A 50-mile-wide swarm of flying ants has been making its way over the UK - and it has been spotted from space due to the massive size, it was reported on Sunday. The enormous cloud of ants was picked up by the Met Office's weather radar over Kent and Sussex on England's southeast coast, Sky News said in a report.
The weather service said smaller swarms could also be seen over London.
A video was released by the Met Office, alongside a tweet saying: "It's not raining in London, Kent or Sussex, but our radar says otherwise.
"The radar is actually picking up a swarm of #flyingants across the southeast.
"During the summer ants can take to the skies in a mass emergence usually on warm, humid and windless days #flyingantday'."
A spokesman for the Met Office said there were likely to be "thousands" of ants within the swarm.
"It's not unusual for larger swarms to be picked up," Sky News quoted the spokesman as saying.
"A similar thing happened almost exactly a year ago on 'Flying Ant Day'.

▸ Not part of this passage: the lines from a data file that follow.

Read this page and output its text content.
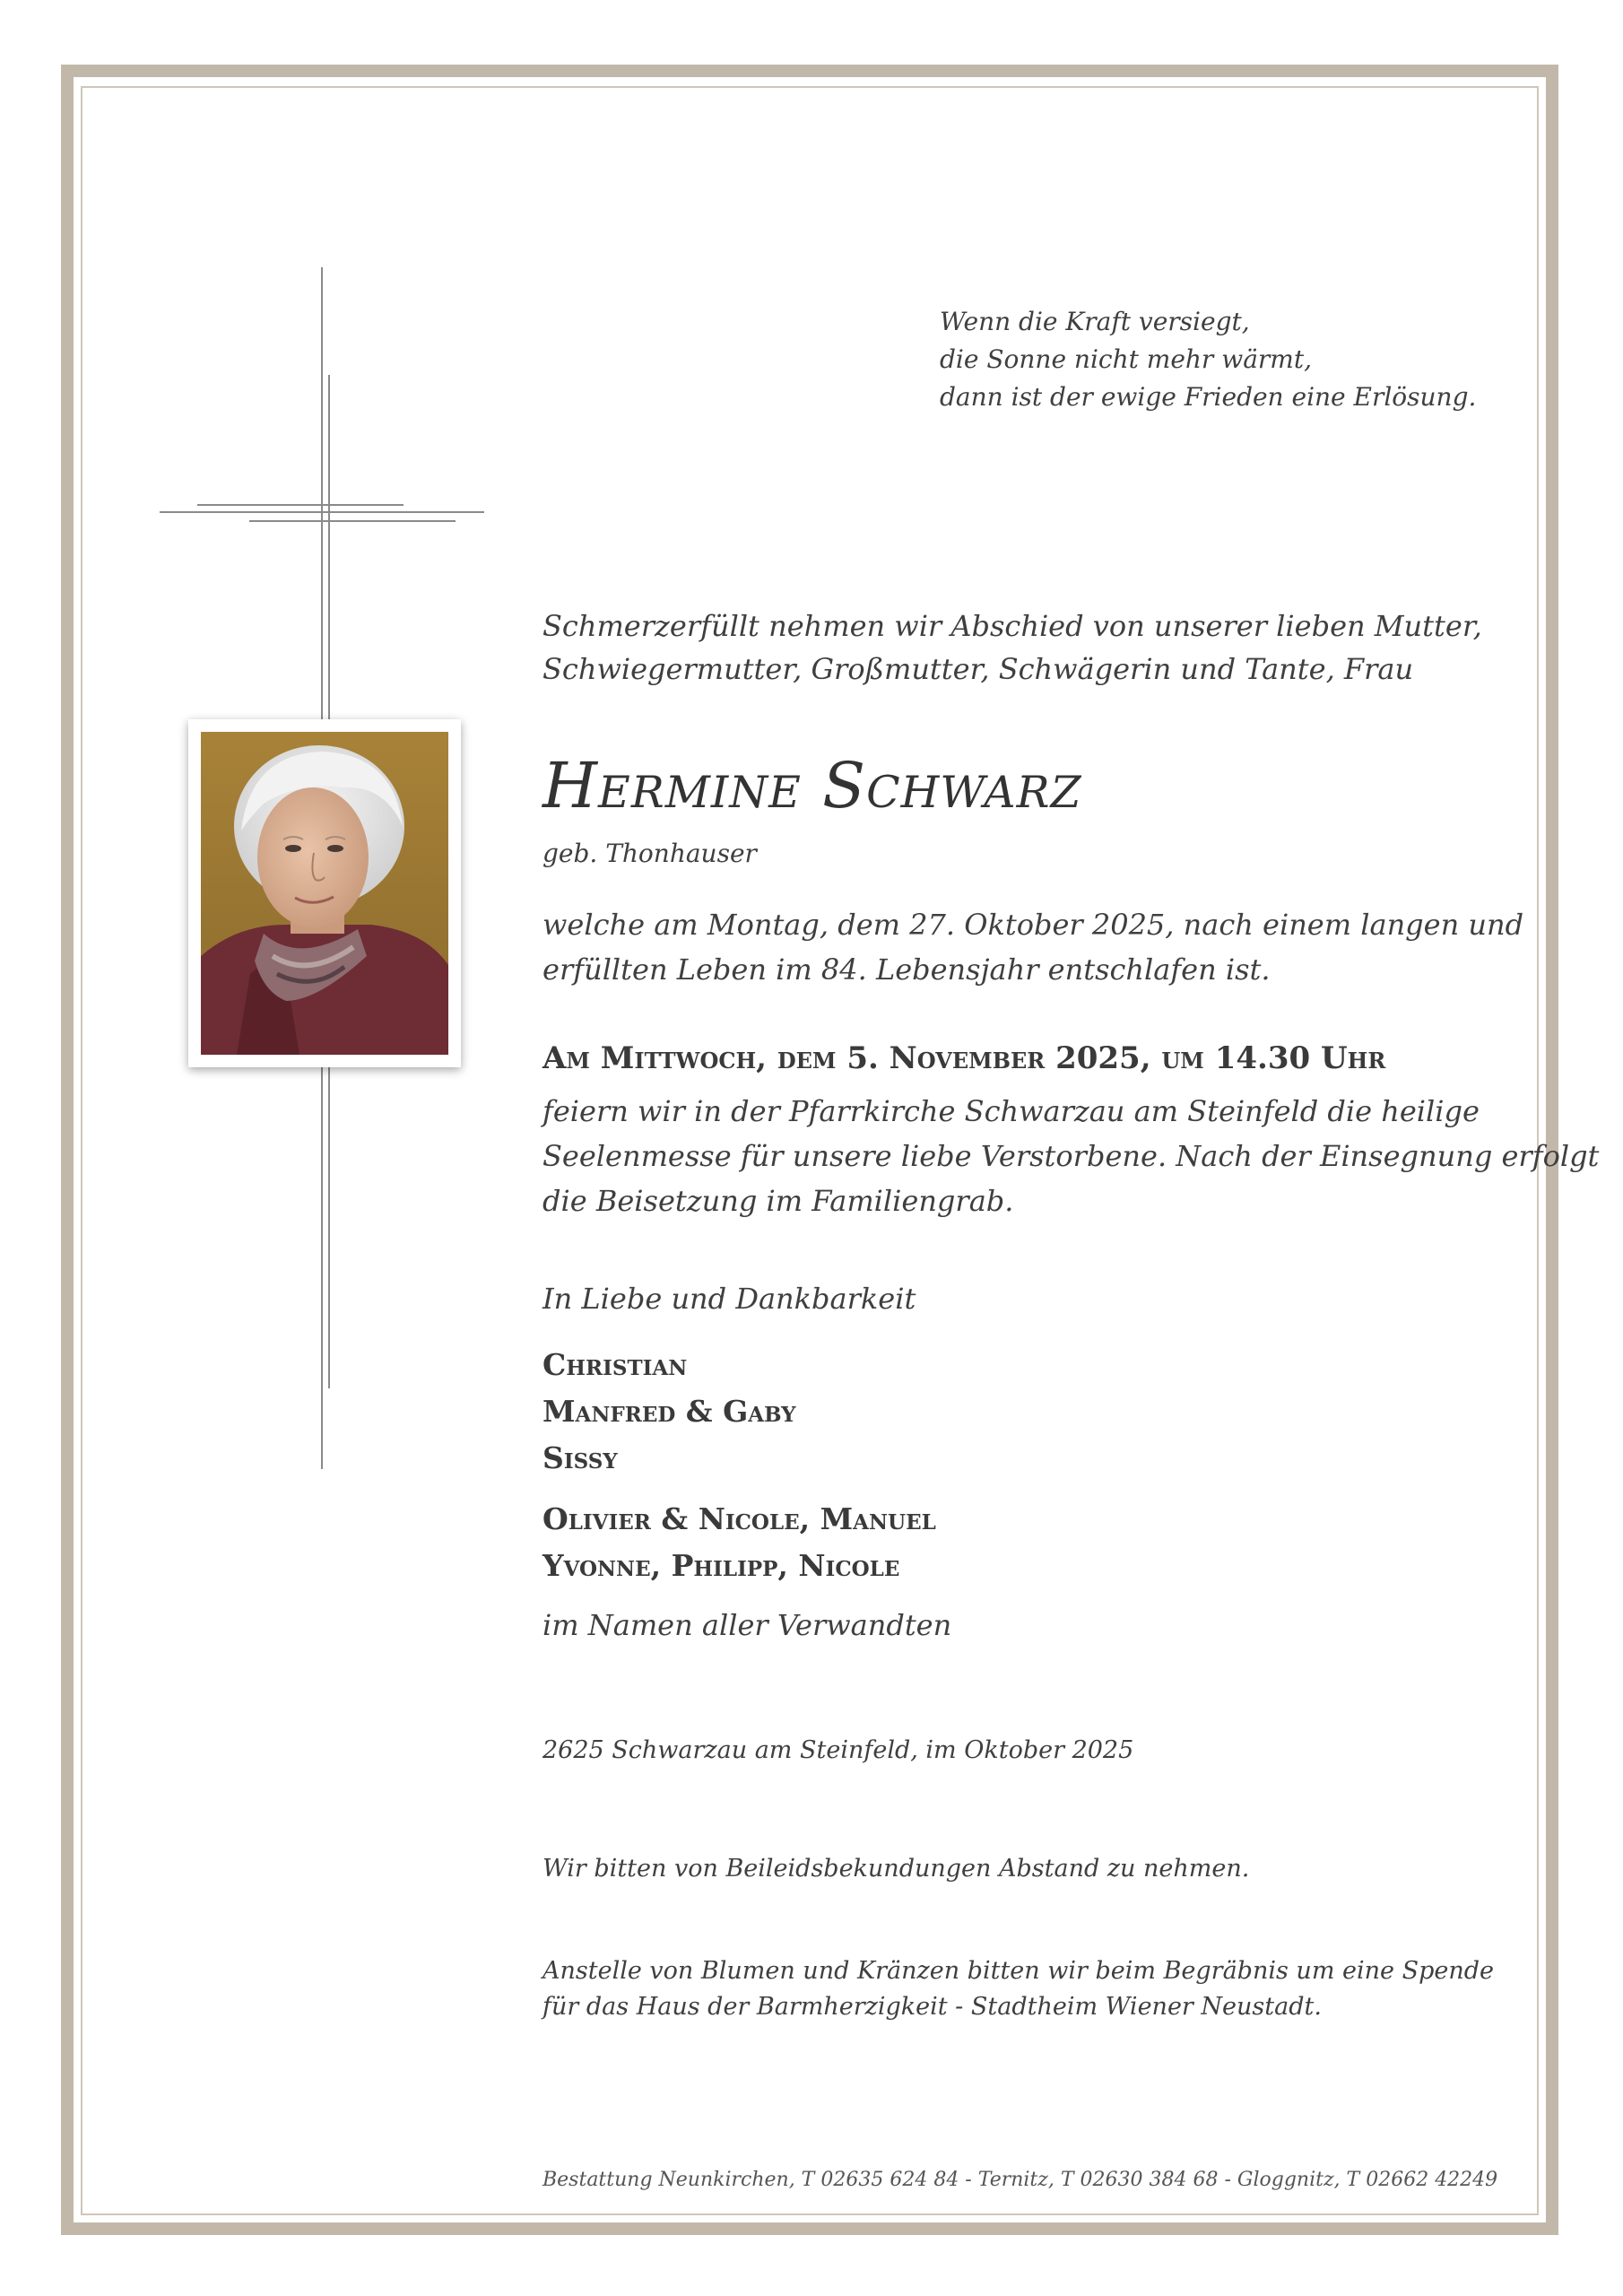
Wenn die Kraft versiegt,
die Sonne nicht mehr wärmt,
dann ist der ewige Frieden eine Erlösung.
Schmerzerfüllt nehmen wir Abschied von unserer lieben Mutter,
Schwiegermutter, Großmutter, Schwägerin und Tante, Frau
Hermine Schwarz
geb. Thonhauser
welche am Montag, dem 27. Oktober 2025, nach einem langen und
erfüllten Leben im 84. Lebensjahr entschlafen ist.
Am Mittwoch, dem 5. November 2025, um 14.30 Uhr
feiern wir in der Pfarrkirche Schwarzau am Steinfeld die heilige
Seelenmesse für unsere liebe Verstorbene. Nach der Einsegnung erfolgt
die Beisetzung im Familiengrab.
In Liebe und Dankbarkeit
Christian
Manfred & Gaby
Sissy
Olivier & Nicole, Manuel
Yvonne, Philipp, Nicole
im Namen aller Verwandten
2625 Schwarzau am Steinfeld, im Oktober 2025
Wir bitten von Beileidsbekundungen Abstand zu nehmen.
Anstelle von Blumen und Kränzen bitten wir beim Begräbnis um eine Spende
für das Haus der Barmherzigkeit - Stadtheim Wiener Neustadt.
Bestattung Neunkirchen, T 02635 624 84 - Ternitz, T 02630 384 68 - Gloggnitz, T 02662 42249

"On days when it is sunny, the radar detects the swam but we are able to see they are not the same shape as water droplets, and in fact look more insect-like," he added.
Large swarms of the insects appear - in what is widely known as "Flying Ant Day" - when males and new queens leave the nest to mate, with many ant colonies doing so on the same day.
The Royal Society of Biology points out there is not always one such day, with flying ants spotted on as many as 96 per cent of the days between June and September.